Type VII collagen is produced mostly by keratocytes, from which it is transported across the basement membrane at the dermoepithelial junction to its final destination, that is, anchoring fibrils in the papillary dermis. In the papillary dermis, Type VII collagen interacts with anchoring plaques at one end and with Type IV collagen and/or laminin 5 components of the basement membrane at the dermoepidermal junction at the other, thereby stabilizing the attachment of the basement membrane to the dermis. Alteration in the expression, structure, or molecular interactions of Type VII collagen with other components of the basement membrane may cause the skin to be fragile. Absence of and/or abnormalities in Type VII collagen and anchoring fibrils have been demonstrated in the dominant form of epidermolysis bullosa, and in some cases of the severe recessive dystrophic form, a group of heritable bullous diseases typified by blistering of the skin in response to minor trauma.

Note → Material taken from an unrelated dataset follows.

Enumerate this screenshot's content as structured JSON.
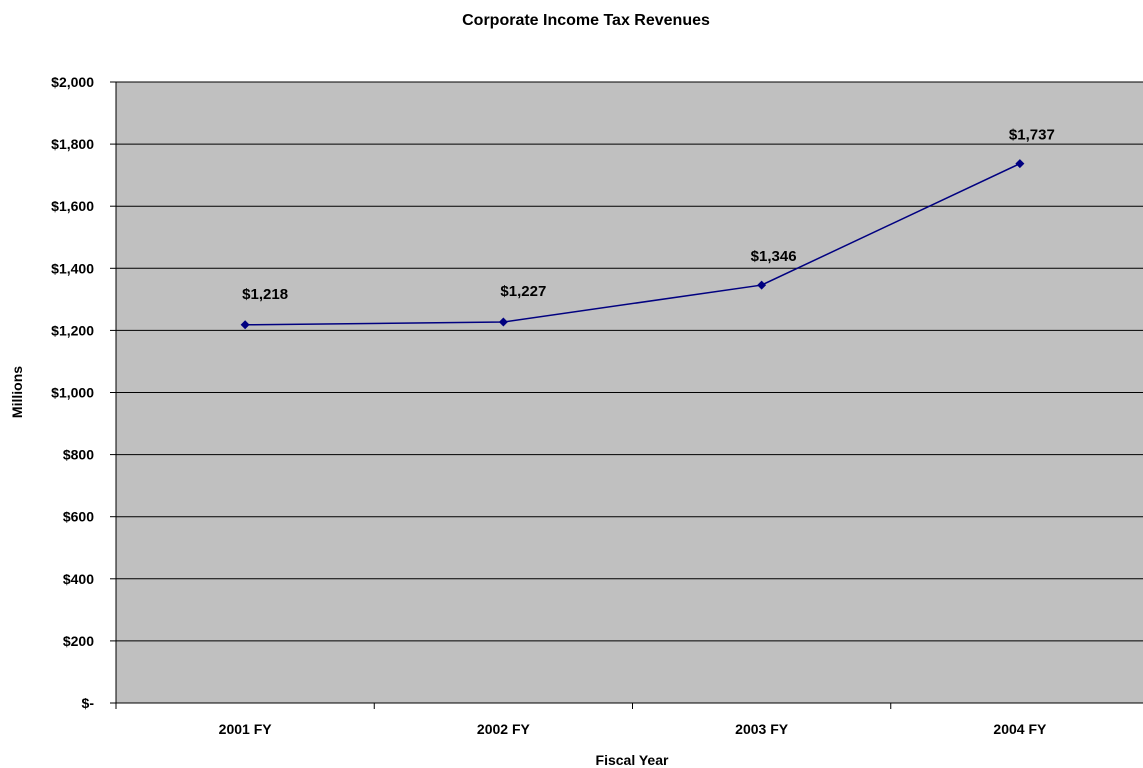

Type XIII collagen is transmembrane protein, an expression of which has been detected in normal skin and in cultured keratocytes. It is localized to the dermoepidermal junction and to the periphery of keratocytes that reside at all layers of the epidermis, thereby identifying Type XIII collagen as a cell adhesion molecule that may play a part in enabling keratocytes to adhere to one another. Type XVI collagen, a member of the fibril-associated collagens with interrupted triple helices, is produced not only by fibrocytes, but by keratocytes. It is a component of the extracellular matrix and is confined to a narrow zone in the papillary dermis near the basement membrane, in close proximity to Type VII collagen and to collagen of blood vessels. Type XVII collagen is a transmembrane protein characterized by alternating segments, collagenous and noncollagenous. It was recognized initially as the 180 KDa bullous pemphigoid antigen 2, a constituent of anchoring filaments at the basement membrane, and now is known to be one of the targets of circulating IgG autoantibodies in the serum of some patients with bullous pemphigoid, herpes gestationis, linear IgA dermatosis, and cicatricial pemphigoid.
Fibroplasia, a process in which fibrocytes, increased in number during the active phase of it, manufacture collagen organized abnormally, is an expected finding in some kinds of inflammatory diseases of the skin, e.g., those that occur secondary to trauma, such as scars, keloids, and dermatofibromas; those marked by extensive suppuration and subsequent degeneration of collagen, such as ruptured epidermal (infundibular) and follicular (isthmus-catagen) cysts, deep fungal infections and atypical mycobacterial infections, and pyoderma gangrenosum; and those typified by long-standing lichenoid infiltrates of lymphocytes, such as lichen planus, disseminated superficial actinic porokeratosis, and some examples of the lichenoid purpura of Gougerot and Blum (and the neoplastic process, mycosis fungoides, during the patch/plaque stage) and of bandlike infiltrates of plasma cells, as in acrodermatitis chronica atrophicans.